Poemas de Moisés Mayán
Ejercicios de difícil caligrafía
Me ocasiona pavor la palabra poeta
precediendo mi nombre,
me ocasiona pavor la palabra poema
definiendo mis torpes ejercicios de escritura,
Pavor, cuando gotea sobre la mesa donde escribo
la palabra poesía, sangre de pez cazado
en fosas oceánicas. Espacios donde la luz no enciende
el escamoso deslizar del cuerpo entre las rocas.
Tiemblo,
porque no ha sido el verso el césped manso
donde mis niñas persiguen escarabajos rojinegros
como banderas.
Todo lo contrario,
herbazal herido por el zigzag de la culebra,
altas hojas que asfixian las flores silvestres. Hojas espadas.
Manos que estrangulan la belleza en los amplios portales
de una casa de familia.
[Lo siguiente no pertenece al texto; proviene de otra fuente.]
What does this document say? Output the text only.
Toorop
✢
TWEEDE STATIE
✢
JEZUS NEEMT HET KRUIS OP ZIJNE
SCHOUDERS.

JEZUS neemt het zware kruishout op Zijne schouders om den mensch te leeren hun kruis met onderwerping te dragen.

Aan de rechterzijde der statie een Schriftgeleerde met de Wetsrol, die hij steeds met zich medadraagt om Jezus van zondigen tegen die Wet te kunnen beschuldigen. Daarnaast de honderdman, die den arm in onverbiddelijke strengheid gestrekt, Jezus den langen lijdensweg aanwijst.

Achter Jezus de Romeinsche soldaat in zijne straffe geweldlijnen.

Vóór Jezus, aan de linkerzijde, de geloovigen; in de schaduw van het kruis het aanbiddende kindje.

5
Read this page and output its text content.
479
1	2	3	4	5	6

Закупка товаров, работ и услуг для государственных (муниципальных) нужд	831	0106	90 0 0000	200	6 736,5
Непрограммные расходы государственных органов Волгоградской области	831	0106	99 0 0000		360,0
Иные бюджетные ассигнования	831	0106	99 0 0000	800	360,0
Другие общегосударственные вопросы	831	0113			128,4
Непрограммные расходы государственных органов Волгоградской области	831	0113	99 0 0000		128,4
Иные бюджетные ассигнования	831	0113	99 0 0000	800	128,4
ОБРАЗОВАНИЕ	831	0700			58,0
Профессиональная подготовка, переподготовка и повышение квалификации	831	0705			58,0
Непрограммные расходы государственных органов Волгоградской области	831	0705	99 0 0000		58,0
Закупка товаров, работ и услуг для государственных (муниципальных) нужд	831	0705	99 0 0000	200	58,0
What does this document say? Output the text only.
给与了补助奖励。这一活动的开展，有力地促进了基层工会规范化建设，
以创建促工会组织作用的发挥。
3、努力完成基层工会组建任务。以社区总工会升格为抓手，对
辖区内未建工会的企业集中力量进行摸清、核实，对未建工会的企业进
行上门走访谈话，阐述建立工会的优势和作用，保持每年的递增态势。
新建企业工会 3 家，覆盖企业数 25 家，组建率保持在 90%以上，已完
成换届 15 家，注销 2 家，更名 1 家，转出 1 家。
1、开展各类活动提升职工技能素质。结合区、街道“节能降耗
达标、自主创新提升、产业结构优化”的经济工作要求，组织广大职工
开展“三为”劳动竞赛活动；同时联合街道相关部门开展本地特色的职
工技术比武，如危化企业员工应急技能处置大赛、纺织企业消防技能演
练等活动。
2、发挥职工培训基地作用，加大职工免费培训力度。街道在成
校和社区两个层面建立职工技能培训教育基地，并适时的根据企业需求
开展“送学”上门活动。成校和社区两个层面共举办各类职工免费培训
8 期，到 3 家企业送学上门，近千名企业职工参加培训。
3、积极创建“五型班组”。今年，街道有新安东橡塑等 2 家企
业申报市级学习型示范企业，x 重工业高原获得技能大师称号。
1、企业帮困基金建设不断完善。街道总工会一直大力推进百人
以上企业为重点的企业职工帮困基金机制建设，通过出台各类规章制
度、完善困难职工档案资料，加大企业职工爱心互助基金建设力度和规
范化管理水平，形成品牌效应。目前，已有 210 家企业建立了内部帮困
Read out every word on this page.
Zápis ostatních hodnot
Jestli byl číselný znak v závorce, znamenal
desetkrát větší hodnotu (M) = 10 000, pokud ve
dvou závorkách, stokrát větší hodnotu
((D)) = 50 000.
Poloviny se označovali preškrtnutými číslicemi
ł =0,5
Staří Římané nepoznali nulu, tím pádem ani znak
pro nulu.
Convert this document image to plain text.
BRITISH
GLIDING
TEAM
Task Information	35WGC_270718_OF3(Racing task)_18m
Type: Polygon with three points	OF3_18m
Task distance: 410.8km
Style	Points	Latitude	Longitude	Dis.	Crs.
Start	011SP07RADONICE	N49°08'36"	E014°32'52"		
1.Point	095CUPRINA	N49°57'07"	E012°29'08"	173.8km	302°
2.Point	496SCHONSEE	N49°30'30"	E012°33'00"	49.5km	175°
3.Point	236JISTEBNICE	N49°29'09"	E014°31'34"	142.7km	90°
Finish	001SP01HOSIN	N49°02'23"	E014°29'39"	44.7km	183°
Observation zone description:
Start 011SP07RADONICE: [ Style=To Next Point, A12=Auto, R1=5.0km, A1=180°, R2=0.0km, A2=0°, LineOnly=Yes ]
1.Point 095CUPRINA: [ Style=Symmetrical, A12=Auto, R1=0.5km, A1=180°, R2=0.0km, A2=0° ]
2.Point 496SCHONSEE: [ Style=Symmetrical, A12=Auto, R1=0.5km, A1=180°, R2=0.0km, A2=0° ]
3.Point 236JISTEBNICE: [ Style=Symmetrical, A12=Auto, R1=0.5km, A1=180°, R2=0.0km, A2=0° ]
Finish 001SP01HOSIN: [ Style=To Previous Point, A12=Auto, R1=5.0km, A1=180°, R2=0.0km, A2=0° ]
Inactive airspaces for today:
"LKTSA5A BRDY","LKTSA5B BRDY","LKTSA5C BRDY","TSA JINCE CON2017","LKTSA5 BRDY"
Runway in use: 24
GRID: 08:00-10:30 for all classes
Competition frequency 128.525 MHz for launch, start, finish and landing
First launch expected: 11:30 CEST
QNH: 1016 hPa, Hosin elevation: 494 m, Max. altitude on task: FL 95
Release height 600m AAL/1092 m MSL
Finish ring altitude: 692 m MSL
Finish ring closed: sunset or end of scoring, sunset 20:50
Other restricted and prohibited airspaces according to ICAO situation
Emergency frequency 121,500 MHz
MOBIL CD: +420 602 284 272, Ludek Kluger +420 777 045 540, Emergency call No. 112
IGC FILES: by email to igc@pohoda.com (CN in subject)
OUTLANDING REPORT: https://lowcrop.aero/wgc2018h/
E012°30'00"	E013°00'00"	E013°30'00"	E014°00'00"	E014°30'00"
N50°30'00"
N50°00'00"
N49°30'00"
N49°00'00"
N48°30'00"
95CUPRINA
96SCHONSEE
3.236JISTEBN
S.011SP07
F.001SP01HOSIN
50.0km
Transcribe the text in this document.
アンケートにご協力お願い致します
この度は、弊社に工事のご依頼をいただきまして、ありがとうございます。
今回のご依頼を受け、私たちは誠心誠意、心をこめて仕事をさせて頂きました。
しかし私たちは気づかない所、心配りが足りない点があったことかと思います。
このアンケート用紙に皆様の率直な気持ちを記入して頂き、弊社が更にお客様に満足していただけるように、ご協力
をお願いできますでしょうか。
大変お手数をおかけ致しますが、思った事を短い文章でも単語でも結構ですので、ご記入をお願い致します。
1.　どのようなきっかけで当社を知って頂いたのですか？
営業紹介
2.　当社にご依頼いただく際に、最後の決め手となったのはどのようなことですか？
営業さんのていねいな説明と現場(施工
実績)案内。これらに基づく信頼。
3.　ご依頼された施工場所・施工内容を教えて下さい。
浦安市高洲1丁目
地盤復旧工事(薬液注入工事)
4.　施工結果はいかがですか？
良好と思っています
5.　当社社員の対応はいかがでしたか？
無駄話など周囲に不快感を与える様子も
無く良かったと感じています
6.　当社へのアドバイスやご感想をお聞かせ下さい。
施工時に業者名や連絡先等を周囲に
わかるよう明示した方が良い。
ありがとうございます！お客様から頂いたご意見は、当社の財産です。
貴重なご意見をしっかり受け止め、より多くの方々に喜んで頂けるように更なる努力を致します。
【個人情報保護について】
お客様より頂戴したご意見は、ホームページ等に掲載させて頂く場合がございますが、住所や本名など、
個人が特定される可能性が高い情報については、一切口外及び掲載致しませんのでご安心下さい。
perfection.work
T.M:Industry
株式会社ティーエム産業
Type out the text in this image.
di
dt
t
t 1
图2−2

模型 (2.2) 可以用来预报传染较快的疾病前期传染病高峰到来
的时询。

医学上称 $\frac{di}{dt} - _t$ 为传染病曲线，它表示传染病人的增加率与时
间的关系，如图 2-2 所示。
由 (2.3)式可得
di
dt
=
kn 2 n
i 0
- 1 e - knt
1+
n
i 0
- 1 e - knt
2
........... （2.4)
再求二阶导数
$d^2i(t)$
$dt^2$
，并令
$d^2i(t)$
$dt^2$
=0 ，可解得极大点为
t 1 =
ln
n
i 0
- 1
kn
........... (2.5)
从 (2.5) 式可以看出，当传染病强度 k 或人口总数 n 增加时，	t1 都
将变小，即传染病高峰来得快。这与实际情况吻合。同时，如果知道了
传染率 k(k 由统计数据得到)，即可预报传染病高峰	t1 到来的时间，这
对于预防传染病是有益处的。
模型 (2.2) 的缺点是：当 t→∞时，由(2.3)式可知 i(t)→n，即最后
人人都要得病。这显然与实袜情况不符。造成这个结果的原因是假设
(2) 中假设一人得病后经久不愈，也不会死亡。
Sombra que puede preservarse
en las alacenas del dolor.
No consigo terminar un poema
sin la sensación de culpa/blasfemia/vejamen.
En el agua inmóvil de las tinajas lavo obsesivamente mis manos,
las contemplo con el temor de hallarlas ensangrentadas.
Siempre (me) prometo que ese verso
(sujeto con su brazo de tinta
al filo de la página) será el último,
y siempre vuelvo, oh adicto,
a trazar la engañosa curva de una letra-germen.
Como la muchacha
violentamente despojada de su virginidad,
así me siento con la página escrita ante los ojos.
Sería menos doloroso levantar una pared,
clavetear las suelas de unos zapatos colegiales,
entrar a la cavidad enferma de un pecho,
amasar el pan. En cambio,
yo desciendo (tengo que descender) a las canteras del poema,
mis pies se hunden en la cal viva
y sólo encuentro estas líneas, descoloridos metales
que nadie lucirá en torno de su cuello.
Me ocasiona pavor la palabra poeta:
como un aguijonazo altera la rectitud de mi espalda.
Me ocasiona pavor la palabra poema:
saca a flote los seres que he ahogado
tratando de volverme un hombre bueno,
animales de la noche, peces de las fosas oceánicas,
ciegos y hermosos
como los amantes que se reconocen en la penumbra.
“Yo no soy el poeta”,
digo mientras las graderías,
“yo no soy el poeta”,
pero nadie me cree. A nadie engaño:
las palabras de tinta se han convertido
en poderosos testigos contra mí.
Imperio sujeto a la circularidad del ojo
¿Por qué los hombres ya no se miran a los ojos?
Fijas las pupilas,
como las pezuñas del bisonte afincadas en el barro
anuncias su dominio al bisonte enemigo.
Imperio sujeto a la circularidad del ojo.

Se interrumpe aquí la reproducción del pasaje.